CVPR2022

Learning to Solve Hard Minimal Problems

Petr Hruby, Timothy Duff, Anton Leykin, Tomás Pajdla

Abstract

We present an approach to solving hard geometric optimization problems in the RANSAC framework. The hard minimal problems arise from relaxing the original geometric optimization problem into a minimal problem with many spurious solutions. Our approach avoids computing large numbers of spurious solutions. We design a learning strategy for selecting a starting problem-solution pair that can be numerically continued to the problem and the solution of interest. We demonstrate our approach by developing a RANSAC solver for the problem of computing the relative pose of three calibrated cameras, via a minimal relaxation using four points in each view. On average, we can solve a single problem in under 70 µs.

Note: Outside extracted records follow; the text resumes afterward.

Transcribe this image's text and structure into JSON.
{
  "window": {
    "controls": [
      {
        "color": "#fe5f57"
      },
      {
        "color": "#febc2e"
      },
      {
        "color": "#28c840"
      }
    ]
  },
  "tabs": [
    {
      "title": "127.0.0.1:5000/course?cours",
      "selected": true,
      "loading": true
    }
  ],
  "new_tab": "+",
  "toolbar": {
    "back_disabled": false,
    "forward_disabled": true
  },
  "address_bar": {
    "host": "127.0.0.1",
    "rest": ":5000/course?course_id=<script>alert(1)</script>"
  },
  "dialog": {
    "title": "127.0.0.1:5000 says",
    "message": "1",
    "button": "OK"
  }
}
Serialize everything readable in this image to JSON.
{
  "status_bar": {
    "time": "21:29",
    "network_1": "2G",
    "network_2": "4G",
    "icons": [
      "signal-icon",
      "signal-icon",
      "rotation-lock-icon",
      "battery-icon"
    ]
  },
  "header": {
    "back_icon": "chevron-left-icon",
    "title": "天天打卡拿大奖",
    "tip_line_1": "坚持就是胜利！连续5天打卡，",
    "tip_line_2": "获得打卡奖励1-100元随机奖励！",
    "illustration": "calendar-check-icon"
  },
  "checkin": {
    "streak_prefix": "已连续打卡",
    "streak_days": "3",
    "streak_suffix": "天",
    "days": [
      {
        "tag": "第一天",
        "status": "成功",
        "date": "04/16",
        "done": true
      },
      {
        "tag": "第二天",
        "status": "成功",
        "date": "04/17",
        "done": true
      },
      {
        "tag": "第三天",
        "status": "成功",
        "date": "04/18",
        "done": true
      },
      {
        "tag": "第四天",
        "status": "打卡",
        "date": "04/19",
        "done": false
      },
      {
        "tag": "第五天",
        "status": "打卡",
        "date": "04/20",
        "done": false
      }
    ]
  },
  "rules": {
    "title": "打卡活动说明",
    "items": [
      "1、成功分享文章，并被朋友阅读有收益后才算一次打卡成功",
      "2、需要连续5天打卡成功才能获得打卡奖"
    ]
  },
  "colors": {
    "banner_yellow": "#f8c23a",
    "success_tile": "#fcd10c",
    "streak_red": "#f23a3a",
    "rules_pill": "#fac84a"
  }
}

We also benchmark and study our engineering choices on the very familiar problem of computing the relative pose of two calibrated cameras, via the minimal case of five points in two views. Motivation Many geometrical problems are optimization problems that have only one optimal solution. Minimal problems, however, often have many additional spurious solutions. The optimal solution is typically real, satisfies inequality constraints, and fits well all data. Such constraints, however, can not be used by methods of nonlinear algebra [13, 65] which have no ability to bypass finding (or incurring the cost of finding) all solutions of polynomial systems. RANSAC [23, 53] approximates the optimal solution to a geometrical problem by computing candidate solutions from data samples and picking a solution with maximal data support. This is done by iterating over the samples in an outer loop and over the solutions of a minimal problem for each sample in an inner loop. To find a single solution for a data sample in the inner loop, the state-of-the-art "solve & pick" approach first computes all solutions of a minimal problem and then picks the optimal solutions by removing nonreal solutions, using inequalities, and evaluating the support. Optimization in the inner loop may be very costly when there are many spurious solutions to the minimal problem. Fig. 1 compares the standard "solve & pick" approach with our "pick & solve" approach that learns, for a given data sample, how to first pick a promising starting point and then (ideally) continue it to a meaningful solution.